针对水稻生产水田作业机械自动化程度和作业效率有待进一步提高问题，以实现水田作业机械智能精准与高质高效作业为目标，项目申请者提出通过水田土壤承载信息连续感知技术和水田拖拉机运动姿态预测估计技术，以提高水田作业机械作业质量和作业效率。申请者拟建立“水田拖拉机－悬挂机具”整车刚体模型以描述拖拉机水田运动，设计拖拉机左右前轮前方触杆连续传感装置，阐明“触杆－水田土壤”和“水田土壤－拖拉机轮”互作机理，建立“触杆－水田土壤承载－拖拉机轮”前方沉陷模型，利用拖拉机实时运动姿态反演的拖拉机四轮当前地形为初始地形，预测估计拖拉机前方连续的“双轨路谱”，设计Kalman预测估计算法预测估计拖拉机一定时间内的连续运动姿态。
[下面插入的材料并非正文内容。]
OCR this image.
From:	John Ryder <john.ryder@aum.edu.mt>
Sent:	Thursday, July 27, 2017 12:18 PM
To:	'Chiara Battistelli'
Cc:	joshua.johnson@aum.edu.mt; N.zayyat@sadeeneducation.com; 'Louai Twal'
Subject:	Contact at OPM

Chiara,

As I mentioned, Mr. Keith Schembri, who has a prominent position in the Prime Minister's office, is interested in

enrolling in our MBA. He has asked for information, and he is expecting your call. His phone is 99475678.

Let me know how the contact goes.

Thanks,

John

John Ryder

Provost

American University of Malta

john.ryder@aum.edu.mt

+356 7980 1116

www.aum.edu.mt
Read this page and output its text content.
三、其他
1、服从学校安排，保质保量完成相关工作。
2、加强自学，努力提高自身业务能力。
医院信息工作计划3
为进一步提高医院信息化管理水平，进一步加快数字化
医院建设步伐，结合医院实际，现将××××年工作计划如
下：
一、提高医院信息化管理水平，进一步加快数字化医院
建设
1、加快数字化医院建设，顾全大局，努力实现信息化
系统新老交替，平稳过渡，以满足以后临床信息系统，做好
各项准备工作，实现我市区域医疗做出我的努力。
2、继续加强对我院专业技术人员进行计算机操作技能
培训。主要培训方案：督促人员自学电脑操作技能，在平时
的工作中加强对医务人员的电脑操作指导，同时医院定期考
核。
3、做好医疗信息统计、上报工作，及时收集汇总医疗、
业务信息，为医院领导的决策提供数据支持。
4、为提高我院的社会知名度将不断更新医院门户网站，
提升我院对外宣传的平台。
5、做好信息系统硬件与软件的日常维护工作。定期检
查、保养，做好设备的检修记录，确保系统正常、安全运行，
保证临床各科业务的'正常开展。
为水田农业机械精准作业控制和水田拖拉机陷车等提供预测控制信息，为水田拖拉机模型建立和运动姿态预测控制提供理论基础。

针对水稻生产水田作业机械自动化程度和作业效率有待进一步提高问题，项目以水田犁底层信息感知和不平度量化表征，“拖拉机—机具”整车建模，拖拉机作业姿态预测为切入点开展了共性科学问题和关键技术研究，以期为水田机械智能精准与高质高效作业提供普适性借鉴依据。针对水田犁底层信息化和量化研究，首先，设计了水田犁底信息感知触感装置连续测定了犁底层高程和农机前进阻力及其表达方法；其次，构建了水田土壤承载计算的JKR数值分析模型，通过实验测定和标定试验获得JKR模型参数：含水率45.66%，密度1809 kg/m3，坍落度233.5 mm，扩展度350.8 mm，泊松比0.42，剪切模量0.4 MPa，土壤—土壤恢复系数0.01，土壤—土壤静摩擦系数0.1；最后，以水田拖拉机行驶时z轴加速度作为犁底不平度表征，采用Welch法对采集得到的加速度序列进行谱估计，并依据ISO8608:2016和GB/T 7031-2005标准规定的多倍频程数据平滑方法对谱估计结果进行平滑，得到了水泥地不平度为A级，砂石路为B级，水田犁底介于B~C之间。为了构建水田“拖拉机—机具”整车模型，首先，分析了以插秧机动力配套为代表的水田农机重心分布区间（后轮承载系数0.65~0.7）；在此基础上，基于MapleSim建立了平地机调平机构关键部件多体动力学模型，采用高速相机及其图像分析软件TEMA 验证机具质心位置和姿态角，结果表明实测平地铲质心坐标与仿真运算最大误差约为10 cm，姿态运动与多体动力学模型分析结果基本一致；最后，通过解析法分别构建了水田整车的行驶动力学模型和行驶运动学模型，以模型参数可获取性为出发点，确定并辨识了整车扩展运动学模型参数，得到了水田车辆运动侧滑估计。研究围绕时间序列理论，离线构建了采集自多地的水田拖拉机作业姿态的时序模型，通过对各模型结构共性的分析，确定以AR（15）描述农机俯仰角运动变化，设计了相应的递推最小二乘法估计模型参数，实现了对农机未来1 s内运动姿态的在线连续预测估计。综上所述，项目严格按照研究计划执行，完成了预期研究目标，取得了一定基础性和具有借鉴意义的研究成果。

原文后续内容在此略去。